The processor 402 of the management node 112 can execute the instructions 406 to perform operations. In particular, the processor 402 can determine a subset of storage nodes 102 a-c that include specialized hardware 108 a-c based on status information 410 received from a plurality of storage nodes 102 a-e of the distributed storage system 400. For example, the processor 402 can receive the status information 410 from the plurality of storage nodes 102 a-e. The status information 410 can indicate whether each storage node in the plurality of storage nodes 102 a-e has (e.g., is coupled to) a corresponding piece of specialized hardware. For example, the status information 410 can indicate that storage nodes 102 a-c have specialized hardware 108 a-c, and that storage nodes 102 d-e does not have the specialized hardware. Based on the status information 410, the processor 402 can determine a subset of storage nodes 102 a-c, from among the plurality of storage nodes 102 a-e, having the specialized hardware 108 a-c. The processor 402 can then generate a node pool 122 that includes the subset of storage nodes 102 a-c. The specialized functionality 408 a-c can be enabled on the subset of storage nodes 102 a-c. The node pool 122 can be configured to perform the specialized functionality 408 a-c in relation to a data request 412.
In some examples, the processor 402 can implement some or all of the steps shown in FIG. 5 . Other examples can include more steps, fewer steps, different steps, or a different order of the steps than is shown in FIG. 5 . The steps of FIG. 5 are discussed below with reference to the components discussed above in relation to FIG. 4 .
In block 502, a processor 402 determines a subset of storage nodes 102 a-c that include specialized hardware 108 a-c. The specialized hardware 108 a-c can be preconfigured with specialized functionality 408 a-c for compressing data or encrypting data, in some examples. The processor 402 can determine the subset of storage nodes 102 a-c based on status information 410 received from the plurality of storage nodes 102 a-e of a distributed storage system 400. The status information 410 can indicate whether each storage node in the plurality of storage nodes 102 a-e has a corresponding piece of specialized hardware.
In block 504, the processor 402 generates a node pool 122 that includes the subset of storage nodes 102 a-c with the specialized hardware 108 a-c.
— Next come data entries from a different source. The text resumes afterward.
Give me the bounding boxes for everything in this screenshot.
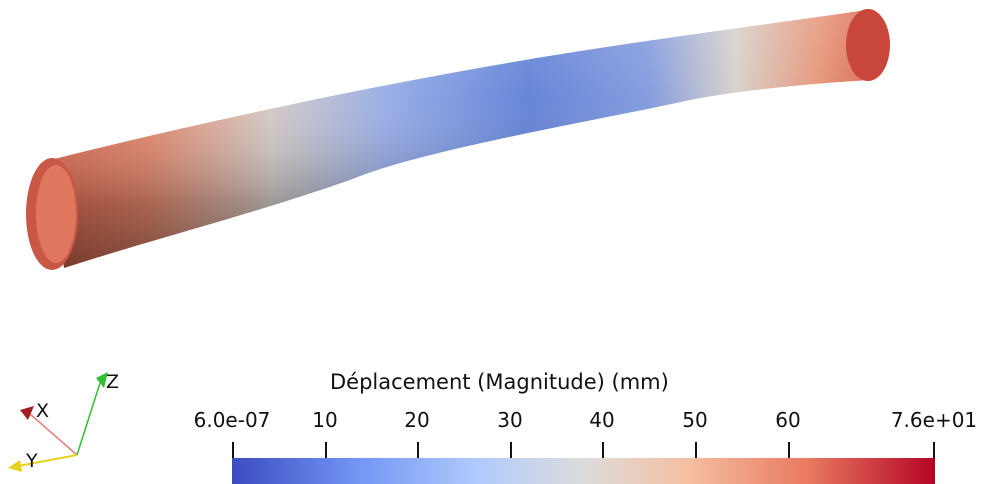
z-axis-arrow-icon <box>96 372 108 388</box>
colorbar-tick-label: 20 <box>404 408 430 432</box>
z-axis-line <box>76 382 101 456</box>
pipe-shading <box>50 10 870 268</box>
x-axis-label: X <box>36 400 49 422</box>
pipe-end-inner-left <box>36 165 76 263</box>
y-axis-arrow-icon <box>8 460 22 472</box>
x-axis-arrow-icon <box>20 406 34 420</box>
y-axis-line <box>17 454 78 467</box>
z-axis-label: Z <box>106 371 119 393</box>
colorbar-tick-label: 50 <box>682 408 708 432</box>
colorbar-tick <box>695 442 697 460</box>
colorbar-tick-label: 60 <box>775 408 801 432</box>
colorbar-min-label: 6.0e-07 <box>193 408 271 432</box>
orientation-axes: X Y Z <box>8 371 119 472</box>
colorbar-tick <box>602 442 604 460</box>
colorbar-max-label: 7.6e+01 <box>890 408 978 432</box>
colorbar-tick <box>232 442 234 460</box>
colorbar-tick-label: 10 <box>312 408 338 432</box>
pipe-mesh[interactable] <box>26 9 890 270</box>
colorbar-tick <box>933 442 935 460</box>
x-axis-line <box>29 413 78 456</box>
colorbar-tick-label: 40 <box>589 408 615 432</box>
colorbar-tick <box>510 442 512 460</box>
colorbar-tick <box>325 442 327 460</box>
colorbar-gradient <box>232 458 935 484</box>
pipe-end-cap-right <box>846 9 890 81</box>
colorbar-title: Déplacement (Magnitude) (mm) <box>330 370 669 394</box>
colorbar-tick-label: 30 <box>497 408 523 432</box>
colorbar-tick <box>788 442 790 460</box>
colorbar-tick <box>417 442 419 460</box>
y-axis-label: Y <box>25 450 38 472</box>
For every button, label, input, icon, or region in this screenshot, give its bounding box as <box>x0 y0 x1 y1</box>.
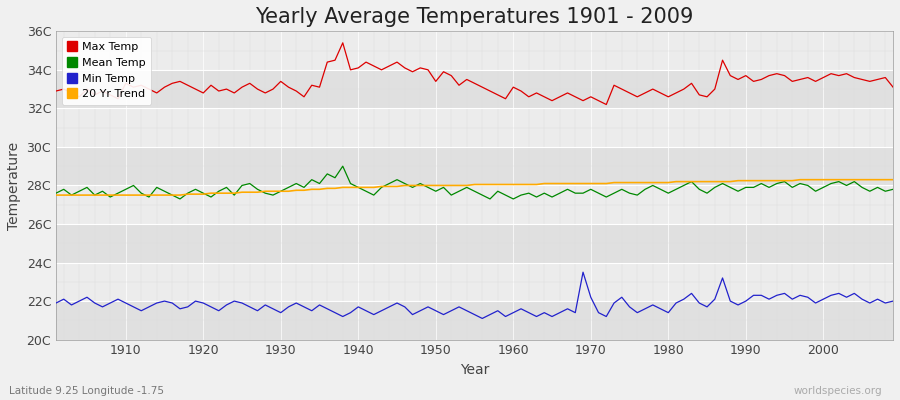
Max Temp <box>508 85 518 90</box>
Max Temp <box>338 40 348 45</box>
Mean Temp <box>175 196 185 201</box>
20 Yr Trend <box>329 186 340 191</box>
Max Temp <box>112 96 123 101</box>
Max Temp <box>616 87 627 92</box>
Line: Mean Temp: Mean Temp <box>56 166 893 199</box>
Legend: Max Temp, Mean Temp, Min Temp, 20 Yr Trend: Max Temp, Mean Temp, Min Temp, 20 Yr Tre… <box>61 37 150 105</box>
Min Temp <box>284 304 294 309</box>
Line: Max Temp: Max Temp <box>56 43 893 104</box>
20 Yr Trend <box>887 177 898 182</box>
Max Temp <box>601 102 612 107</box>
Mean Temp <box>338 164 348 168</box>
Max Temp <box>284 85 294 90</box>
Line: Min Temp: Min Temp <box>56 272 893 318</box>
X-axis label: Year: Year <box>460 363 490 377</box>
Bar <box>56 31 893 70</box>
Mean Temp <box>291 181 302 186</box>
Y-axis label: Temperature: Temperature <box>7 141 21 230</box>
Bar <box>56 70 893 108</box>
Bar <box>56 224 893 262</box>
20 Yr Trend <box>508 182 518 187</box>
Bar <box>56 186 893 224</box>
Max Temp <box>887 85 898 90</box>
Bar <box>56 108 893 147</box>
Min Temp <box>616 295 627 300</box>
Min Temp <box>508 310 518 315</box>
Bar <box>56 301 893 340</box>
Text: worldspecies.org: worldspecies.org <box>794 386 882 396</box>
Min Temp <box>477 316 488 321</box>
Mean Temp <box>50 191 61 196</box>
Mean Temp <box>345 181 356 186</box>
20 Yr Trend <box>112 193 123 198</box>
Line: 20 Yr Trend: 20 Yr Trend <box>56 180 893 195</box>
Title: Yearly Average Temperatures 1901 - 2009: Yearly Average Temperatures 1901 - 2009 <box>256 7 694 27</box>
Max Temp <box>516 89 526 94</box>
Min Temp <box>887 299 898 304</box>
Min Temp <box>516 306 526 311</box>
Max Temp <box>329 58 340 62</box>
Mean Temp <box>524 191 535 196</box>
Min Temp <box>50 301 61 306</box>
Mean Temp <box>516 193 526 198</box>
Max Temp <box>50 89 61 94</box>
Min Temp <box>112 297 123 302</box>
Mean Temp <box>112 191 123 196</box>
Min Temp <box>329 310 340 315</box>
20 Yr Trend <box>500 182 511 187</box>
Bar <box>56 262 893 301</box>
Min Temp <box>578 270 589 274</box>
20 Yr Trend <box>50 193 61 198</box>
Text: Latitude 9.25 Longitude -1.75: Latitude 9.25 Longitude -1.75 <box>9 386 164 396</box>
Bar <box>56 147 893 186</box>
Mean Temp <box>616 187 627 192</box>
20 Yr Trend <box>284 189 294 194</box>
20 Yr Trend <box>795 177 806 182</box>
Mean Temp <box>887 187 898 192</box>
20 Yr Trend <box>601 181 612 186</box>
In some examples, generating the node pool 122 may involve transmitting one or more commands to an application programming interface (API) of the distributed storage system 100 for causing the distributed storage system 100 to assign the storage nodes into the node pool 122.
After the node pool 122 is generated, the node pool 122 can perform the specialized functionality in relation to a data request 412. For example, data request 412 can correspond to a particular VSU that is part of the node pool 122. As a result, the data request 412 can be serviced by the node pool 122 using the specialized functionality.
The foregoing description of certain examples, including illustrated examples, has been presented only for the purpose of illustration and description and is not intended to be exhaustive or to limit the disclosure to the precise forms disclosed. Numerous modifications, adaptations, and uses thereof will be apparent to those skilled in the art without departing from the scope of the disclosure. For instance, any examples described herein can be combined with any other examples to yield further examples.